Is $(X,d)$ a metric space?

Question

$X = C_{[a,b]}^1$, $d(f,g) = \displaystyle\max_{x \in [a,b]} |f'(x) - g'(x)| + |f(a) - g(a)|$. Is $(X,d)$ a metric space?

My attempt: These conditions $d(f,g) \geq 0$, $d(f,g) = 0$, $d(f,g) = d(g,f)$ are trivial We condider the last condition for a metric, that is $d(f,h) \leq d(f,g) + d(g,h), \forall f,g,h \in X$.

$d(f,h) = \displaystyle\max_{x \in [a,b]} |f'(x) - h'(x)| + |f(a) - h(a)|$.

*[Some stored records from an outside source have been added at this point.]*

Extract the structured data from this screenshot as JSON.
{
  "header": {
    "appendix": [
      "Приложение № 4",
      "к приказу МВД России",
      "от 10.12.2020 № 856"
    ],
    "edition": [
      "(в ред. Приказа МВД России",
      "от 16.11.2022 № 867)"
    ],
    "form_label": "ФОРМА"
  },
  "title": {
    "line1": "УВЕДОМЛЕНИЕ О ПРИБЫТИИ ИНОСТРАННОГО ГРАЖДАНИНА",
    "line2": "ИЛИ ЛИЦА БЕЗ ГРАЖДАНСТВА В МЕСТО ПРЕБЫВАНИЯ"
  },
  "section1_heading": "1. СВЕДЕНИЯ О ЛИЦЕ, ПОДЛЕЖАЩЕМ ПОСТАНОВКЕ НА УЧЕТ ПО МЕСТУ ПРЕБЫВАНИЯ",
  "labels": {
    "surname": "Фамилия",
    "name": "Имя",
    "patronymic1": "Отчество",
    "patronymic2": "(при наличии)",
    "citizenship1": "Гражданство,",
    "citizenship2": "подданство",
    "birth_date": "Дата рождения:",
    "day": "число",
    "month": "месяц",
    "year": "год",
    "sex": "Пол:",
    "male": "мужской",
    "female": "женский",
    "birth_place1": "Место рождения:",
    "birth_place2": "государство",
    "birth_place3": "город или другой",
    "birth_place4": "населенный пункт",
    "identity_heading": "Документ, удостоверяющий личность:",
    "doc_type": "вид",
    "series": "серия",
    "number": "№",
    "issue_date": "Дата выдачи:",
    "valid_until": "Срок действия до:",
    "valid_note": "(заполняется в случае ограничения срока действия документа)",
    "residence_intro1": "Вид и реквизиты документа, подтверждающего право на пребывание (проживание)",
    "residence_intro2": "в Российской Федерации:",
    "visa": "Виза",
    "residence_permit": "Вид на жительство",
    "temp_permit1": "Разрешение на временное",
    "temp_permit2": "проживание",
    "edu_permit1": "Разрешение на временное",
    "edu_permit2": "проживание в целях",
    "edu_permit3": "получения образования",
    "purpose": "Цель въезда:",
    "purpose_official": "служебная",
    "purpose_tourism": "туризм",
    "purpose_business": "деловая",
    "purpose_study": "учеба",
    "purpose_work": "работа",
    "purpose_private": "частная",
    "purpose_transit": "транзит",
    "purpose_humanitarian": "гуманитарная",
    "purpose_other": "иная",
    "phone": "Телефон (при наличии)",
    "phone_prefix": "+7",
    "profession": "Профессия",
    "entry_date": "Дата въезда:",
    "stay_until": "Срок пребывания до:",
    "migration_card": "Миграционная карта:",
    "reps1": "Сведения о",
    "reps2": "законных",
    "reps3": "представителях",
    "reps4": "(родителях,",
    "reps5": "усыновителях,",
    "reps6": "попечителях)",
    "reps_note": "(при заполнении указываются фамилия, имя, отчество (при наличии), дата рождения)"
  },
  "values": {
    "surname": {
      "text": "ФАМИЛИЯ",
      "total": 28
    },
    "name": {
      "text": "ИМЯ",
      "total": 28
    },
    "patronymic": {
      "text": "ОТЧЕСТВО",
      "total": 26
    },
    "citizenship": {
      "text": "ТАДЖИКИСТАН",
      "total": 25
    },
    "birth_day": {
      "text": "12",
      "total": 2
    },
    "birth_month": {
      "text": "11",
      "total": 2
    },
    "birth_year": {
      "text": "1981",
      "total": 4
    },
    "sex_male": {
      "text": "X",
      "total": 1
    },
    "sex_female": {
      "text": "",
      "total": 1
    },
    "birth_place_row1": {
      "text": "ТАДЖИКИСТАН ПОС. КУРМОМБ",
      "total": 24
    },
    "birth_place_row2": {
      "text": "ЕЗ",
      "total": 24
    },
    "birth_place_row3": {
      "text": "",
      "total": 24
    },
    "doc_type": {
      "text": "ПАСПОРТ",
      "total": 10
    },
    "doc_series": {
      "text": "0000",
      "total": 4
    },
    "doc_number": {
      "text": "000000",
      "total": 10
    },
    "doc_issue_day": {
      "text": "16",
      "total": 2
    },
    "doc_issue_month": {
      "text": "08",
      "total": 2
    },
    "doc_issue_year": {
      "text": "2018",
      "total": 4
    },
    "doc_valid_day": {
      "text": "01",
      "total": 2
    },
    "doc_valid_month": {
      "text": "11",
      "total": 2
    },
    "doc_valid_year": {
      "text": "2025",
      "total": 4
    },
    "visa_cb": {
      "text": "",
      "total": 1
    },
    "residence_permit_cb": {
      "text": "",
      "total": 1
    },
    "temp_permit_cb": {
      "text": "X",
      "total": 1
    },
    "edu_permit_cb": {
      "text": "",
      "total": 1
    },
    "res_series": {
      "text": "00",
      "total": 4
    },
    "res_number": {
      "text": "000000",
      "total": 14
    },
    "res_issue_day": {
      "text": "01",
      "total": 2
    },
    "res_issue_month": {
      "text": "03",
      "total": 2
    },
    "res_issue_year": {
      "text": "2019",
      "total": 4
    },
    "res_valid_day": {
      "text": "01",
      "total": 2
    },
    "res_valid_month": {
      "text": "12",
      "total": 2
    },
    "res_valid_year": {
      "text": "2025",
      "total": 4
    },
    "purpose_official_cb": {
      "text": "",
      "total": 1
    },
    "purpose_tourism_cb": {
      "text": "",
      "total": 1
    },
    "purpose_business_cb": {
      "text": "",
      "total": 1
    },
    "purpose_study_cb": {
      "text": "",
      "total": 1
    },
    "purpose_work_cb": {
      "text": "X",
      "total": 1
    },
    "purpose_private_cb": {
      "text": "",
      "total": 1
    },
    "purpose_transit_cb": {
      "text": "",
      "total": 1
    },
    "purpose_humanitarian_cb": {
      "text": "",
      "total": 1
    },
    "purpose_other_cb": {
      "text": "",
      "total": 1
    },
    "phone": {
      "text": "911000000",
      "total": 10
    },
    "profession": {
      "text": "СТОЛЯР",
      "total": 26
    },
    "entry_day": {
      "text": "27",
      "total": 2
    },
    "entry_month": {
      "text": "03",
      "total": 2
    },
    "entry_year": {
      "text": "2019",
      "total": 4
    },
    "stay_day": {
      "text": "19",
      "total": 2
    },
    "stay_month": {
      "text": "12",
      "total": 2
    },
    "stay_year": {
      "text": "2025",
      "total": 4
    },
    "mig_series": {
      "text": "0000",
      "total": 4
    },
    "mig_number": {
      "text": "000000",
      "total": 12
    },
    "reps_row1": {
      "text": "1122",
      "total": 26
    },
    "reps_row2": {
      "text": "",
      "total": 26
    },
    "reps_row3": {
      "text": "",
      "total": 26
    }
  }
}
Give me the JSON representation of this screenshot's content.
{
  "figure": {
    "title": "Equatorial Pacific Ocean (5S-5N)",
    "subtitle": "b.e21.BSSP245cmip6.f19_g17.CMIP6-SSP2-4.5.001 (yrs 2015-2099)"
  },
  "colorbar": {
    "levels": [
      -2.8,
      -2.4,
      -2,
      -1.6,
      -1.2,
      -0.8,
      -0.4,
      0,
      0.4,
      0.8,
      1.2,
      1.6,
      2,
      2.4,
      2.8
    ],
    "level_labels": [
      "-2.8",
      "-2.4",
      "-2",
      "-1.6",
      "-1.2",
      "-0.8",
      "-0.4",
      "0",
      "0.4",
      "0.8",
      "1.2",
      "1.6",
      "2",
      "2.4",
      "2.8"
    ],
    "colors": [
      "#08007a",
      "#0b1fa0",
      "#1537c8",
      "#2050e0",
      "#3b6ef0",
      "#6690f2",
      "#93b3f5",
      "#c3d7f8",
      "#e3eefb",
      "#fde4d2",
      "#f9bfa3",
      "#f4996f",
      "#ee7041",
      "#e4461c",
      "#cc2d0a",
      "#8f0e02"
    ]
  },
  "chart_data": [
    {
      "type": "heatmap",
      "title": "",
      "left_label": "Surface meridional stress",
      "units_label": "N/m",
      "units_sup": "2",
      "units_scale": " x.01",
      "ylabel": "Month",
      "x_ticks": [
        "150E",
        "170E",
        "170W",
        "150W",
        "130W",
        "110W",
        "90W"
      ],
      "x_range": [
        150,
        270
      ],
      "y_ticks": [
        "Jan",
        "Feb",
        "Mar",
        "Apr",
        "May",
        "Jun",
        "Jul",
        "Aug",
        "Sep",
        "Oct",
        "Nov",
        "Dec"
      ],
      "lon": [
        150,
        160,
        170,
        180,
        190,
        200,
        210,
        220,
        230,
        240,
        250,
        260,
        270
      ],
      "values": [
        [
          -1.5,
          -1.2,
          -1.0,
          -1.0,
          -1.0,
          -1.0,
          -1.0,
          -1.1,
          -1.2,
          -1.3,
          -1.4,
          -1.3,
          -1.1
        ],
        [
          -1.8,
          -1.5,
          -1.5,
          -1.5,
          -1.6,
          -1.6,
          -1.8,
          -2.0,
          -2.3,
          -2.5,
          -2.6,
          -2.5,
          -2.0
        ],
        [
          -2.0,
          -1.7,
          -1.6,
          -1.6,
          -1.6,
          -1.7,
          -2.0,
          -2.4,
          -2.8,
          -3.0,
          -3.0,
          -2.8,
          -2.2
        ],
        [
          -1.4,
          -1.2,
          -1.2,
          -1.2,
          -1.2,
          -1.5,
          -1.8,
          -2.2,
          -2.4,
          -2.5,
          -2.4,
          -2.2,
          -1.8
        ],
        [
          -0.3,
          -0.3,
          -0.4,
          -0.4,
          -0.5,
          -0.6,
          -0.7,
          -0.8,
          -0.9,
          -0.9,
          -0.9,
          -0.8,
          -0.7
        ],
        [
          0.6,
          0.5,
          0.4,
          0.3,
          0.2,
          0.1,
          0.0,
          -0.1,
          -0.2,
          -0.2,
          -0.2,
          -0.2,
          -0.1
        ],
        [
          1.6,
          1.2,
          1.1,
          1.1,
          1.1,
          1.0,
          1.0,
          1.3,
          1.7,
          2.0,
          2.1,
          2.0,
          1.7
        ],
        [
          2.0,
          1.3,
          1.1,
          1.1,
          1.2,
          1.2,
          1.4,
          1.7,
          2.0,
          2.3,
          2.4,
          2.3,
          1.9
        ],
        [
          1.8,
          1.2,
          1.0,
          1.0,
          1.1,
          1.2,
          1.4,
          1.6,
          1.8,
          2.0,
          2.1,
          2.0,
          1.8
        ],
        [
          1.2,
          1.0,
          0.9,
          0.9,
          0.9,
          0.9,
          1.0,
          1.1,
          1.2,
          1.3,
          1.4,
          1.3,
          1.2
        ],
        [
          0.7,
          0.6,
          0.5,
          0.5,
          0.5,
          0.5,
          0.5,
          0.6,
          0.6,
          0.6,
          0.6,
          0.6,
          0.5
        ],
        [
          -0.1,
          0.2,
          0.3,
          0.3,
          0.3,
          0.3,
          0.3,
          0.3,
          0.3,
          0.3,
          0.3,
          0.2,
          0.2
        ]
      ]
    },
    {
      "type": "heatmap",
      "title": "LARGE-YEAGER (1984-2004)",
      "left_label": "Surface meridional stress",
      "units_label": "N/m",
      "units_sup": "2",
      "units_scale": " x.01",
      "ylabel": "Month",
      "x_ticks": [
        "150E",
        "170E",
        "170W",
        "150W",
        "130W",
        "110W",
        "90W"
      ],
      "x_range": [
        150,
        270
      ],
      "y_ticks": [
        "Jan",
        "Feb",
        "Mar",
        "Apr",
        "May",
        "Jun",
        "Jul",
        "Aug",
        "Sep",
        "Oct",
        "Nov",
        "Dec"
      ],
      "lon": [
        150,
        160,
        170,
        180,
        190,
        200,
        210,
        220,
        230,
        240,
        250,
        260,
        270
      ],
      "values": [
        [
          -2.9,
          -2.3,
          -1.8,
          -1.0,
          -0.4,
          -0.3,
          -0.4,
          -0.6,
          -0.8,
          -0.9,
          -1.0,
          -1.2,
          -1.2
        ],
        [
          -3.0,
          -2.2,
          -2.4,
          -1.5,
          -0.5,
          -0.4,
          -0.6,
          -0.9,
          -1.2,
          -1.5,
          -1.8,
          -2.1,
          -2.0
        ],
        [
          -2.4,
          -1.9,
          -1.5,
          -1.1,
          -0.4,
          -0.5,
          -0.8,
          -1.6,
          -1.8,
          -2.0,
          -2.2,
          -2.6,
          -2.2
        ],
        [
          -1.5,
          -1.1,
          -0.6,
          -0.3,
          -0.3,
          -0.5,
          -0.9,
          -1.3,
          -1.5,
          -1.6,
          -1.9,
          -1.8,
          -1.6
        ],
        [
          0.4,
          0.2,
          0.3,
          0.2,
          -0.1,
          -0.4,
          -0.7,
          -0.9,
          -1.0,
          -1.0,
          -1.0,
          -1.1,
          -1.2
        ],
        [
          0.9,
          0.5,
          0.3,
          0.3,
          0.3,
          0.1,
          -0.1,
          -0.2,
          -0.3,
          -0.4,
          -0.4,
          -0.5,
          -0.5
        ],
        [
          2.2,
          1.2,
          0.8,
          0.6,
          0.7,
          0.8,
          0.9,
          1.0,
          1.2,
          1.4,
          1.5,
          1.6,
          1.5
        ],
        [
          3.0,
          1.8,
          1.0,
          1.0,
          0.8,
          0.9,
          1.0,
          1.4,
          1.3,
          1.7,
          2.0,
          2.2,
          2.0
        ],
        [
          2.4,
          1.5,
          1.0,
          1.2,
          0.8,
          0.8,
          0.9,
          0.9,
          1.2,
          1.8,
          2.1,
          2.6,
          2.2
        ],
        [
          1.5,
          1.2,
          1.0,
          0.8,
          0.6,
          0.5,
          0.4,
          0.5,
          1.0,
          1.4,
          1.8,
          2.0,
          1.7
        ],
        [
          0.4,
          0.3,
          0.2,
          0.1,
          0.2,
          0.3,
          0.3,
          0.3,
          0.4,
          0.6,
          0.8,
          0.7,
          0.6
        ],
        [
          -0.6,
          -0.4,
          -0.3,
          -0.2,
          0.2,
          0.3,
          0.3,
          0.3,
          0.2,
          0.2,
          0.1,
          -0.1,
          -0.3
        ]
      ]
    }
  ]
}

We have $|f'(x) - h'(x)| = |f'(x) - g'(x) + g'(x) - h(x)| \leq |f'(x) -g'(x)|+|g'(x) - h'(x)|$,

$|f'(x) - h'(x)| \leq |f'(x) -g'(x)|+|g'(x) - h'(x)| \Rightarrow \displaystyle\max_{x \in [a,b]} |f'(x) - h'(x)| \leq |f'(x) -g'(x)|+|g'(x) - h'(x)| \Rightarrow \displaystyle\max_{x \in [a,b]} |f'(x) - h'(x)| \leq \displaystyle\max_{x \in [a,b]} |f'(x) - g'(x)|+|g'(x) - h'(x)|$

Similarly we conclude that $|f(a) - h(a)| \leq |f(a) - g(a)|+|g(a) - h(a)| \Rightarrow \displaystyle\max_{x \in [a,b]} |f(a) - h(a)| \leq \displaystyle\max_{x \in [a,b]} |f(a) - g(a)|+|g(a) - h(a)|$

Hence, $\displaystyle\max_{x \in [a,b]} |f'(x) - h'(x)| + |f(a) - h(a)| \leq \displaystyle\max_{x \in [a,b]} |f'(x) - g'(x)| + |f(a) - g(a)| + \displaystyle\max_{x \in [a,b]} |g'(x) - h'(x)| + |g(a) - h(a)|$

Thus, $d$ is a metric on $X$. Is my proof true? Thank all!

Answer 1

Is it true that if two functions have the same (continuous) first derivative and take on the same value at a point then they are the same function? This assertion I would not consider trivial. The rest of the argument looks fine, though.

Answer 2

Instead of those explicit calculations, I would find it easier to to keep the various pieces of the construction separate by proving in general:

Lemma 1. If $(X,d_X)$ and $(Y,d_Y)$ are metric spaces then $$ d((x_1,y_2),(x_2,y_2)) = \max(d_X(x_1,x_2), d_Y(y_1,y_2)) $$ defines a metric on $X\times Y$.

Lemma 2. If $(Z,d_Z)$ is a metric space and $\varphi: W\to Z$ is any injective map, then $$ d_W(w_1,w_2) = d_Z(\varphi(w_1),\varphi(w_2)) $$ defines a metric on $W$.

Then apply these with $X=\mathcal C_{[a,b]}^0$ with the sup-norm, $Y=\mathbb R$, $Z=X\times Y$, and $\varphi(f) = (f',f(a))$.

(You would need to prove that $\varphi$ is injective, but that's a simple analysis exercise).